John is also a leading light in the Go Zero sustainability project in his home village of Chew Magna. The project may mean that Chew will become the first village in the UK that can fairly claim to be carbon neutral. What is more, residents have formed links with villages in India with the intention of helping them to harness the wind as a sustainable source of energy. This could be the start of a much more ambitious scheme that could give the West of England a distinctive role in bringing the developed and developing nations together in a bid to address climate change and global warming. Details must remain under wraps until later in the year; anyone on the lookout for fresh ideas on the environment might like to keep an eye on John.

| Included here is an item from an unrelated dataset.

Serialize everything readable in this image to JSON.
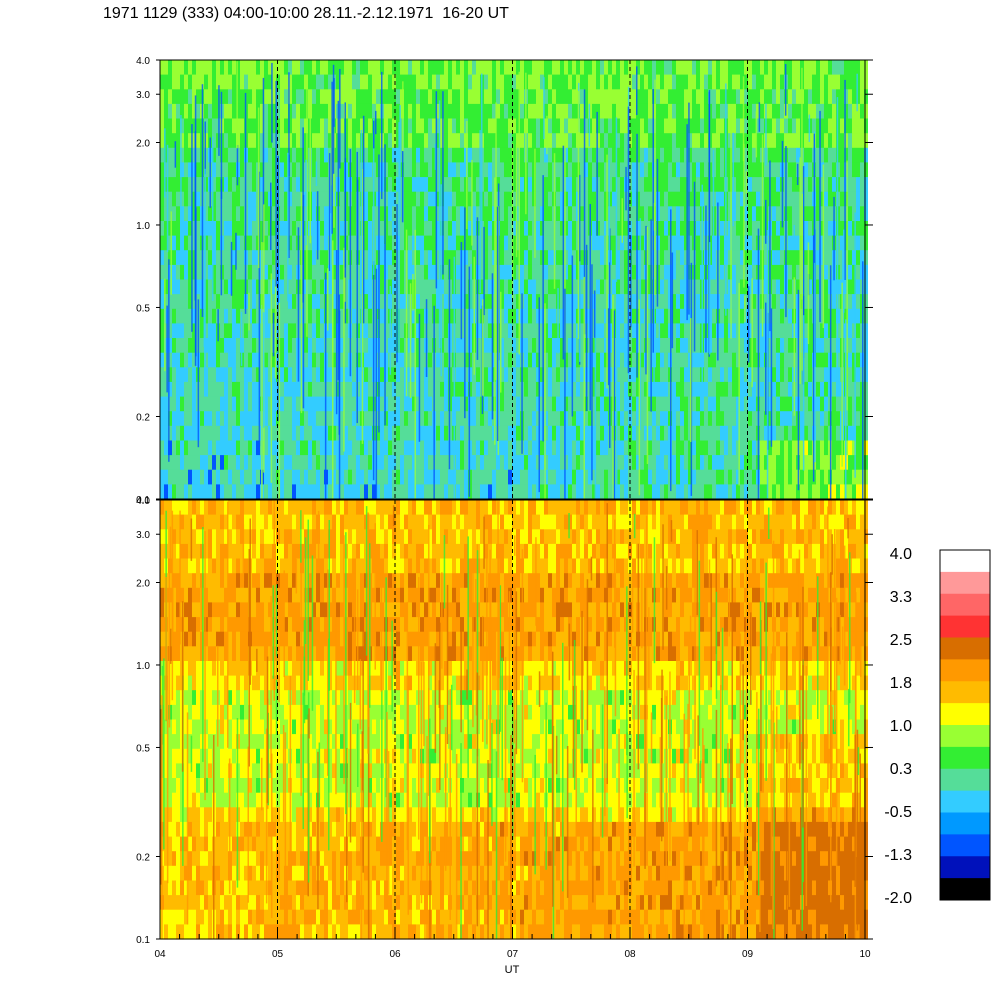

As if all this were not enough, JT, which John has led for over 40 years, has established a not-for-profit company called Under the Sky. Under John’s chairmanship, this new organisation is working in partnership with public bodies and charities to restore or create places in which local businesses and community enterprises can thrive. The company is dedicated to urban regeneration on a human scale, releasing the economic, social and environmental value of neglected sites that are off the radar as far as conventional developers are concerned.
It may be that the name ‘Pontin’ has something to do with bridges. Our honorary graduand has been building those all his life – mostly figuratively, occasionally literally. Mr Vice-Chancellor, I present to you John Graham Pontin, OBE, as eminently worthy of the degree of Doctor of Laws, honoris causa.